The Th1/Th2 classification was described by my friends Tim Mossman and Bob Kaufman, working then at Dnax in Palo Alto, Calif. Indeed, such simple dichotomy has been useful to classify both mouse and human diseases (See Figure 2, right). According to this classification, infections with intracellular pathogens such as tuberculosis (TB) are Th1 diseases, and asthma and other allergic conditions are Th2 diseases. From the beginning, however, the fixed pattern of T cell function made it difficult to understand chronic diseases. When we looked at a long list of T-cell clones from the RA synovium we had obtained from Jacob Natvig, MD, professor in the Institute of Immunology at the University of Oslo in Norway, it was clear that the IFNγ-producing cells were more common than the Th2 IL-4–producing cells.

Based on this type of result, RA was classified as a Th1 rather than a Th2 disease. When we added our bioassay for IL-17, clones could be classified more precisely. IL-17–producing cells were never found in IL-4–producing cells but could be found in IFNγ-producing cells. These results, obtained in 1999, are the first description of the production of IL-17 by a different subset of T cells.¹² In the RA synovium, IL-17–producing cells have a plasma cell–like morphology (See Figure 3, p. 24).

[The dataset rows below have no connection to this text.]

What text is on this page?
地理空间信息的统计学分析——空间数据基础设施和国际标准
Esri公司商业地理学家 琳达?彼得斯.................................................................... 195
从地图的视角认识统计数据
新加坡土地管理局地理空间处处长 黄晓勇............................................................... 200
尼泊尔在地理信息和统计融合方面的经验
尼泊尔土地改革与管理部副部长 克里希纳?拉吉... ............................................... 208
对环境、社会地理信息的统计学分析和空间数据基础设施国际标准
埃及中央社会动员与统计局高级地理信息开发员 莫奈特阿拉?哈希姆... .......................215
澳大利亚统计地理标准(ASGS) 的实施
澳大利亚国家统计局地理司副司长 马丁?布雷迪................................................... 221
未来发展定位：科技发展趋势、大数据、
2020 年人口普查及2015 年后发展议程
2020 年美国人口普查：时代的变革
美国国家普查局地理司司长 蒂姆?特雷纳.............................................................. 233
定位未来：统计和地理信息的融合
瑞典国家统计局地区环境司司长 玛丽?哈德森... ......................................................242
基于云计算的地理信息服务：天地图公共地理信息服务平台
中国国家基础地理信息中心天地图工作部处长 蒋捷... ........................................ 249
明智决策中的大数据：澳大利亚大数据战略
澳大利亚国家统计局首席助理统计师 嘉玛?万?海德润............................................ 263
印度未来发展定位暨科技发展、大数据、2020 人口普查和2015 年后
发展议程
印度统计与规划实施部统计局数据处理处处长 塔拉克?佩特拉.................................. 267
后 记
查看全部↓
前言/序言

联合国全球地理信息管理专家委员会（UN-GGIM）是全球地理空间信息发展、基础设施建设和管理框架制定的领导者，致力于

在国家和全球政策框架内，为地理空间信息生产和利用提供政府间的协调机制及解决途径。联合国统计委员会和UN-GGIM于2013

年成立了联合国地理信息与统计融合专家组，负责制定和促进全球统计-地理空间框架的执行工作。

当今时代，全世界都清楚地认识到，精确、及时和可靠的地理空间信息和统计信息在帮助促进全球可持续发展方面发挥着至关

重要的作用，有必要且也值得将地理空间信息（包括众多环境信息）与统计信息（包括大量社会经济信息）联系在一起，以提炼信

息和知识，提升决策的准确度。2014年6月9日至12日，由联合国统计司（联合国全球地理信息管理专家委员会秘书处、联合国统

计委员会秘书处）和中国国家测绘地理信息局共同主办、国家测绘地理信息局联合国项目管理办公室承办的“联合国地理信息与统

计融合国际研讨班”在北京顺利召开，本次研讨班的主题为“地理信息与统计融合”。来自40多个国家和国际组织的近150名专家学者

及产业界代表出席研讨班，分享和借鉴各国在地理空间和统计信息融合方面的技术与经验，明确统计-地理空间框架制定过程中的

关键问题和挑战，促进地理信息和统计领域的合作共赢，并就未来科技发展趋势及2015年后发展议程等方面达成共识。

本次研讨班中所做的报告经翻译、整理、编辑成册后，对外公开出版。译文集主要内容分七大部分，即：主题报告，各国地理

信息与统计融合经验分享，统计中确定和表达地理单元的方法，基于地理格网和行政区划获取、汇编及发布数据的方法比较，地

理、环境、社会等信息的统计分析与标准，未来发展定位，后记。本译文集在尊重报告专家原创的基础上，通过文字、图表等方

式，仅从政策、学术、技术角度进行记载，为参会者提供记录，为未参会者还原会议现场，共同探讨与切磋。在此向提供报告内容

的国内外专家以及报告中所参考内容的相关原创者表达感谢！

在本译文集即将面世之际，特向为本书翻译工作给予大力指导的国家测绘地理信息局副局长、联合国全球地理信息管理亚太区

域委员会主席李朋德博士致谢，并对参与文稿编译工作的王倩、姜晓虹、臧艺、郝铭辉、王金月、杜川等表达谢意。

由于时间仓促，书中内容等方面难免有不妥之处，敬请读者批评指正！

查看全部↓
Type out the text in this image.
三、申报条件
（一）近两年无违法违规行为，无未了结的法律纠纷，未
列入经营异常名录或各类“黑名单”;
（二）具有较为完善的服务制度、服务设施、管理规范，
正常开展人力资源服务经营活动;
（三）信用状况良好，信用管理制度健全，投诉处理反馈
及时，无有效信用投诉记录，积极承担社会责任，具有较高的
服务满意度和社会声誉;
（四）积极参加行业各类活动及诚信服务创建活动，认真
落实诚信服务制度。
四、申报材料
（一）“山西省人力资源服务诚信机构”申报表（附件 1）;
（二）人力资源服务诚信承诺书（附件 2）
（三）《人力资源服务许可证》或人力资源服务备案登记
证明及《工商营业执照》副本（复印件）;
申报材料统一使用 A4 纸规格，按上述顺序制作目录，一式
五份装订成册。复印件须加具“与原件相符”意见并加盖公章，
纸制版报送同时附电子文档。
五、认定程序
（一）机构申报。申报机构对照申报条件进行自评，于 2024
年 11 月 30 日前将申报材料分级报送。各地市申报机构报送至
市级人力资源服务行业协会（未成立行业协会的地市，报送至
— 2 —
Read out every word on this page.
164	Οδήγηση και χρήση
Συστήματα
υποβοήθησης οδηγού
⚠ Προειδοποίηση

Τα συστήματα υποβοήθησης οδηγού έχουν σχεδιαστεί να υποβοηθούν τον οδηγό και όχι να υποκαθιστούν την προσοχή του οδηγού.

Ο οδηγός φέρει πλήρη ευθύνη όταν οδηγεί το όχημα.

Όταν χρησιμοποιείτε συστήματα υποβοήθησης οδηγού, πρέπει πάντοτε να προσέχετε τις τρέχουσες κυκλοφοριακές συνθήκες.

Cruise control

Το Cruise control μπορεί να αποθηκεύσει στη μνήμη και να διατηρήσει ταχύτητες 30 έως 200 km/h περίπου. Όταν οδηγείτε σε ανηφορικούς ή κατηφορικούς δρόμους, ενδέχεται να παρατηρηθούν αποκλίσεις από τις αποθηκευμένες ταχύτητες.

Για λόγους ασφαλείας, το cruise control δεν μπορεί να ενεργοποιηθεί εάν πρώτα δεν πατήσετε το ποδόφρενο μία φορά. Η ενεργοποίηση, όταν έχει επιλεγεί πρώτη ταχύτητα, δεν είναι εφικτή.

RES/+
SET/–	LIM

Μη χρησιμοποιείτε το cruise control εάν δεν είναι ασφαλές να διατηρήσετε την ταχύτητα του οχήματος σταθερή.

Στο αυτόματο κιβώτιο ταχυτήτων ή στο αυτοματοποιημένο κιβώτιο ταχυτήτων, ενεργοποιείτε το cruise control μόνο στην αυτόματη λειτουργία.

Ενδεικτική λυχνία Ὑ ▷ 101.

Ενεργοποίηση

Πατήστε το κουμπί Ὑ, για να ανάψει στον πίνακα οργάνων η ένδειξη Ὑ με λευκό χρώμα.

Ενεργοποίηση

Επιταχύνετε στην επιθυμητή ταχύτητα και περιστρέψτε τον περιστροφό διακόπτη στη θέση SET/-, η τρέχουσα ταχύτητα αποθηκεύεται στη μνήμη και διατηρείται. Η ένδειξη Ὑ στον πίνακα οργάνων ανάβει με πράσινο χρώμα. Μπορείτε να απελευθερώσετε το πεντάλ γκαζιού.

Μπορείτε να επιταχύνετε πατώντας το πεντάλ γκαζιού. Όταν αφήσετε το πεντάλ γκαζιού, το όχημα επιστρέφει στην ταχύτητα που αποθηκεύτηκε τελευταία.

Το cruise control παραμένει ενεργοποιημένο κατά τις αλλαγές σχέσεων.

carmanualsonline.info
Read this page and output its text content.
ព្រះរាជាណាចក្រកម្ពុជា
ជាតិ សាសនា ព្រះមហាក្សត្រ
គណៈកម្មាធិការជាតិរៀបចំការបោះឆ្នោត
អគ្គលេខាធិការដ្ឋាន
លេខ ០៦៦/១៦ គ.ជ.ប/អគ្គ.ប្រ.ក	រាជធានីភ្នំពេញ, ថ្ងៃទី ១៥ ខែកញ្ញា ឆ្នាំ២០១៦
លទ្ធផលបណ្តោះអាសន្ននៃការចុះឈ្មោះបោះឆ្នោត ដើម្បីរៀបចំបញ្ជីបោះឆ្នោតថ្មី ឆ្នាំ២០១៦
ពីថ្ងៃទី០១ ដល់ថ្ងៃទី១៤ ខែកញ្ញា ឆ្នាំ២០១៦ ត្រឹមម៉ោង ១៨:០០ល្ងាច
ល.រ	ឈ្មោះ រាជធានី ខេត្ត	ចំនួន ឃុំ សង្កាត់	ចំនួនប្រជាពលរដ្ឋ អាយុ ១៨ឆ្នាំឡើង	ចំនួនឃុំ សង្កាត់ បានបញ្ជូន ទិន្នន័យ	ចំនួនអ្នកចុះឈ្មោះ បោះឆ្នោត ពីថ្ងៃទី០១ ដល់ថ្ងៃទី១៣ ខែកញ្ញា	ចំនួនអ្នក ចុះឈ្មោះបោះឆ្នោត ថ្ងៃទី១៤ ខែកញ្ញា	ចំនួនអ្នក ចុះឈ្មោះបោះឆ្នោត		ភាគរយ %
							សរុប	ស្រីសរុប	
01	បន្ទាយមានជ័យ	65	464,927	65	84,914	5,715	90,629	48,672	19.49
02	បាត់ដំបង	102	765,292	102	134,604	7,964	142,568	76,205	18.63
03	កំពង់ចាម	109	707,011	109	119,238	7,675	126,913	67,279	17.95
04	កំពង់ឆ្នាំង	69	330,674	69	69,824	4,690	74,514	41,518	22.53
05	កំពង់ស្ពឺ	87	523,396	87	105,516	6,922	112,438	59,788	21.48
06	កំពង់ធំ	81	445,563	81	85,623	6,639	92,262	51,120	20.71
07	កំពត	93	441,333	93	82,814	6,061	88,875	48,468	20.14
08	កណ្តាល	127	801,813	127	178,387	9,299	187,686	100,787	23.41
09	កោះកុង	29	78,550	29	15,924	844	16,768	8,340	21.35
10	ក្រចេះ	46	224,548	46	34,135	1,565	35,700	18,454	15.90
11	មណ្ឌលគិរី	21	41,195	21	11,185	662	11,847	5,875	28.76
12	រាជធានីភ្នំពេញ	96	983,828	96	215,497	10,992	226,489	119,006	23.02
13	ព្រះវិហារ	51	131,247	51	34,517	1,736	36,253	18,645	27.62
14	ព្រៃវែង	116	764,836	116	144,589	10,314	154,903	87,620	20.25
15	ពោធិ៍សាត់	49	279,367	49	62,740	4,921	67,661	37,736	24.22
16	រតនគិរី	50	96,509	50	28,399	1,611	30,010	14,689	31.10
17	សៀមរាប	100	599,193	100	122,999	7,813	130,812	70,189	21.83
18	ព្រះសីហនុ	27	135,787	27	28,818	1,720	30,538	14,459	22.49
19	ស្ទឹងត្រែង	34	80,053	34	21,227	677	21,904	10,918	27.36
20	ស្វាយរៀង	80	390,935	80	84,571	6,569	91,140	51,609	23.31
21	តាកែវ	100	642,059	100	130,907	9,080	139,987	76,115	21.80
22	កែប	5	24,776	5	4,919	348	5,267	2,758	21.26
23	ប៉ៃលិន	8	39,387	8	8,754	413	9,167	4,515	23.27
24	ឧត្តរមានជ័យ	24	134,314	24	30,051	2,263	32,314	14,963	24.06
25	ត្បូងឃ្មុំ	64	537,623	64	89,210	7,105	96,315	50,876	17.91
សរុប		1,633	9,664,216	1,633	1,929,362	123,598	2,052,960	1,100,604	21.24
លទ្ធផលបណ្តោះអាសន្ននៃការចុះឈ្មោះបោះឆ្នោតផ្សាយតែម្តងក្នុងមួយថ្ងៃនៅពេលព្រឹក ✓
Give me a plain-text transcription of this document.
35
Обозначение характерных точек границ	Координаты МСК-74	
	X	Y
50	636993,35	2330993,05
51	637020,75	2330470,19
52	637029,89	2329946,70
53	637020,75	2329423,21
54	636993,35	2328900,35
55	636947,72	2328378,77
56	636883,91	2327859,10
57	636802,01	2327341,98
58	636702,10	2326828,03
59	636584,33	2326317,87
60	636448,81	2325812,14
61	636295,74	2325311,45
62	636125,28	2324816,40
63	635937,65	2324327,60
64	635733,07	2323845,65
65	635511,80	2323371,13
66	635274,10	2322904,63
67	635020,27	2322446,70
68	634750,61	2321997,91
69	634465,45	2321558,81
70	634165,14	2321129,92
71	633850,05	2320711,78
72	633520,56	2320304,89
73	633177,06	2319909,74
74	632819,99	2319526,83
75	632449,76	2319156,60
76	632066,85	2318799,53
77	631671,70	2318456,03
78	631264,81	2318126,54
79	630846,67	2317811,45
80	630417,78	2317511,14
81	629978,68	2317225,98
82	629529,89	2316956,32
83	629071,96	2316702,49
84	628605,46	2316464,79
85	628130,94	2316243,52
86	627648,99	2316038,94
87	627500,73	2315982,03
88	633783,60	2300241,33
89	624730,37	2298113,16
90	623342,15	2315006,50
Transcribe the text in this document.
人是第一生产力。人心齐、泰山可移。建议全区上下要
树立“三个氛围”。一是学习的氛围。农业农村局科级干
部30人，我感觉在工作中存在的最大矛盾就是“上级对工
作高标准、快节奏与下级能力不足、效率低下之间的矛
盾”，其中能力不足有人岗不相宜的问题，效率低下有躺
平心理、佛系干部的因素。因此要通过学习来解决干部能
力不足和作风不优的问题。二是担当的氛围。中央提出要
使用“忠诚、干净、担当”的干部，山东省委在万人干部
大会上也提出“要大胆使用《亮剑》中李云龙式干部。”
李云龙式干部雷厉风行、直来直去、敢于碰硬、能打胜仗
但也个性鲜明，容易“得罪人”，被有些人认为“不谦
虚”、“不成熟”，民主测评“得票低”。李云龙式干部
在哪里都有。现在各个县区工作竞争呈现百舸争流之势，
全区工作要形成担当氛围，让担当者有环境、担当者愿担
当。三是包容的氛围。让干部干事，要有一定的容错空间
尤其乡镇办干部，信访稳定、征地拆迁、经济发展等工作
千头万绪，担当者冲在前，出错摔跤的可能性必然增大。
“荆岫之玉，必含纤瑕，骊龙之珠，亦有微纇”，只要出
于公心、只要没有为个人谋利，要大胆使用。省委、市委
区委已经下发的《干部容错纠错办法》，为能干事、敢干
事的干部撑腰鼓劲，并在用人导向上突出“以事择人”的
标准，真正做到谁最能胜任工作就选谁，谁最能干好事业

The official description of the Th17 cells was made in 2005 in the mouse.^13,14 This lineage was considered independent from the Th1 lineage. Whereas the key cytokines for the induction of IFNγ are IL-12 and IL-18, the key cytokines for the induction of IL-17 are IL-6 plus TGFβ followed by IL-23. The associated transcription factors are also different, with tBet for Th1 pathway and ROgammat for the Th17 pathway.¹⁵

Figure 3: Immunostaining of IL-17A positive cells in the RA synovium. The two sections at low magnification show isolated IL-17A–positive cells in the synovitis infiltrate. The close view shows the plasma cell–like appearance of a IL-17A–positive cell.

Role of IL-17 in Aspects Still Uncontrolled by TNF Inhibitors

Blocking TNF has been a major step in RA treatment and has produced dramatic improvements in patients not adequately responsive to other DMARDs. In addition to being an important advance in therapy, the efficacy of TNF blockers showed that, although the list of target cytokines is long and forever growing, blocking a single one works, probably by disrupting the synergistic interactions between cytokines. We all know that other interventions are needed to one day cure RA. It is of interest to consider if controlling IL-17 could bring us closer.